Stop Paying Attention to Forecasts & Predictions

Every year, the airwaves are filled with experts predicting where the financial markets are headed. They tell us where the market’s spots will be, and where to avoid investing your money. They whisper about the top stocks to own, and the investment plays that are the best bets to beat the market.

It’s no secret that many investors take these predictions as gospel, shifting their investments to follow the smart money. Unfortunately, these investors more often than not are disappointed in their performance. After all, the truth is that nobody knows where the markets are heading in a given week, let alone over the course of a year.

Want proof? Just look at last year. Experts generally expected the stock market to gain 5% or 6% in 2013. Even PIMCO’s Bill Gross, one of the most respected investors on Wall Street, forecasted mid-single-digit growth for the stock market last year. These experts said issues such as high unemployment and a soft economy would create headwinds for the stock market. So what happened? The S&P 500 index rocketed up nearly 30% in 2013—its best annual performance in 15 years.

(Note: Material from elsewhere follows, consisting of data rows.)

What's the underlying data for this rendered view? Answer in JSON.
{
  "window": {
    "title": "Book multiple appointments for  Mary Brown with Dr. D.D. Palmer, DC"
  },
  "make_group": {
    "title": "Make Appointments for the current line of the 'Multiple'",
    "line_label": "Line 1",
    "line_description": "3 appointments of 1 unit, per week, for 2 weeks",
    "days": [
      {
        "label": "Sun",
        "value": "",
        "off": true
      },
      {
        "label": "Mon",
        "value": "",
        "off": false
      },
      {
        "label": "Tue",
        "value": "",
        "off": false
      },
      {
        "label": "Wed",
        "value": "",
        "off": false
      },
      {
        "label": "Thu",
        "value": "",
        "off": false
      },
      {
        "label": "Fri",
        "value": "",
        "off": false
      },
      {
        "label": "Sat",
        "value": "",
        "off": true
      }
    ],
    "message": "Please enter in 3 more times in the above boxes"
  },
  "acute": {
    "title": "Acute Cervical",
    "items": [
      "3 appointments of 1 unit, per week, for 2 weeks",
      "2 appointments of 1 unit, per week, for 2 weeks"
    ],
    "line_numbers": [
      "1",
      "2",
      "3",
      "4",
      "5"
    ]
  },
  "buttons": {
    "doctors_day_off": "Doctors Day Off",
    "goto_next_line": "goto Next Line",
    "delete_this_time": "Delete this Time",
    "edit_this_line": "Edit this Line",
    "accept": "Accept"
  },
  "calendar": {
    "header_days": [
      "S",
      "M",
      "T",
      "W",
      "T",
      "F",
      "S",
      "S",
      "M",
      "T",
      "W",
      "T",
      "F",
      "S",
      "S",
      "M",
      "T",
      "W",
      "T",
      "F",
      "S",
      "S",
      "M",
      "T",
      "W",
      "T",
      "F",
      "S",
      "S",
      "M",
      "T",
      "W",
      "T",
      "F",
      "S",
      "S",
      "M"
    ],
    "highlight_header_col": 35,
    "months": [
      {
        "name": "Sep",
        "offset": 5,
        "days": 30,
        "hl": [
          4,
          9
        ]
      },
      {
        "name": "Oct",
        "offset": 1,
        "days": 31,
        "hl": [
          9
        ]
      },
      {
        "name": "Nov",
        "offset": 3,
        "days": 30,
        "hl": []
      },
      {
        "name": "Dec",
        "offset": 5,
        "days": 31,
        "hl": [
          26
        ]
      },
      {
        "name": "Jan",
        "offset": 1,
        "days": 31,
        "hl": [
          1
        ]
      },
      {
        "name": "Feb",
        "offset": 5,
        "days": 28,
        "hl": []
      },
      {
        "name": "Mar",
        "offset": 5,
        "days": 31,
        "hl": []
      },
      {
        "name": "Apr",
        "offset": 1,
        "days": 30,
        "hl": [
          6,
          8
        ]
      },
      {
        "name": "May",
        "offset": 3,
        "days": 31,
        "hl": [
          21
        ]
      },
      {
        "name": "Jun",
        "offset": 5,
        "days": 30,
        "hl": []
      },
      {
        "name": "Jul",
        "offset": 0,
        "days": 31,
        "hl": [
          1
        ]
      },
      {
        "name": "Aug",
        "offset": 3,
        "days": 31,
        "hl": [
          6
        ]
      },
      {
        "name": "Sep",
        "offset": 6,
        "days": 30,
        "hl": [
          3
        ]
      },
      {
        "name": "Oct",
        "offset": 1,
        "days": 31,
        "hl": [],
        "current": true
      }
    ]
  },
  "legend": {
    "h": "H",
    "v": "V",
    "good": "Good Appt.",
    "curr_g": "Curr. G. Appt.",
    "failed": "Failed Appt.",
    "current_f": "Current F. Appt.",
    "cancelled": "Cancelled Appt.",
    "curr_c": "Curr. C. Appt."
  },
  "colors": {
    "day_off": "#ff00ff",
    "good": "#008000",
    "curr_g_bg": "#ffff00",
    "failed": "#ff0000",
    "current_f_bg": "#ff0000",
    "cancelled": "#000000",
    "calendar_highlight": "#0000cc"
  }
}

The lesson here is to stop paying attention to the forecasts and predictions from these experts. Yes, some may hit the bullseye—and make a mint for those who took their advice. But year after year, these experts are wrong much more often than they’re right. The data bears that out: The following chart shows the percentage of equity funds that got beat by their benchmarks over the five years through mid-2013. In each case, more than seven out of 10 funds in each category underperformed its benchmark index. And, remember, these are funds that are managed by Wall Street pros with teams of analysts and lots of resources for investment research.

It’s human nature for us to trust the experts. We want to take on faith that what they’re saying is true. And since their overwhelming focus is on beating the market, that’s what we focus on, too. But history says that individuals trying to beat the market are more likely to underperform: The average investor gained just 4.25% a year during the last 20 years while the S&P 500 index returned 8.21% each year.1 One reason: Investors tend to buy at market peaks and sell when prices are low.

The fact is, you don’t need forecasting, predictions or prognostications. You don’t need to overhaul your investment strategy every year or every month to position yourself to chase the hottest market sectors.

What you do need is a plan that is goal- focused and not market driven.

At Strathmore Capital Advisors, we believe in the power of a well-constructed plan. Ideally, that plan is one that’s customized for your situation, and takes into account such things as your own risk tolerance and long-term financial goals. It would center around an efficiently-designed portfolio that includes a diversified mix of low-cost, global investments. And you’d stick with that plan regardless of what’s happening in the financial markets.

Ultimately, your ability to stay the course and remain committed to your plan through all different types of markets is one of the most important factors in helping you to reach your financial goals over time. What the markets do in the short-term won’t have much bearing on your long-term investment results—unless you deviate from your plan and react to the markets’ periodic ups and downs.

So whatever the so-called expert is saying on TV or in your favorite financial magazine, just tune it out or turn the page. Doing so may just mean the difference between meeting your long-term financial goals and falling short.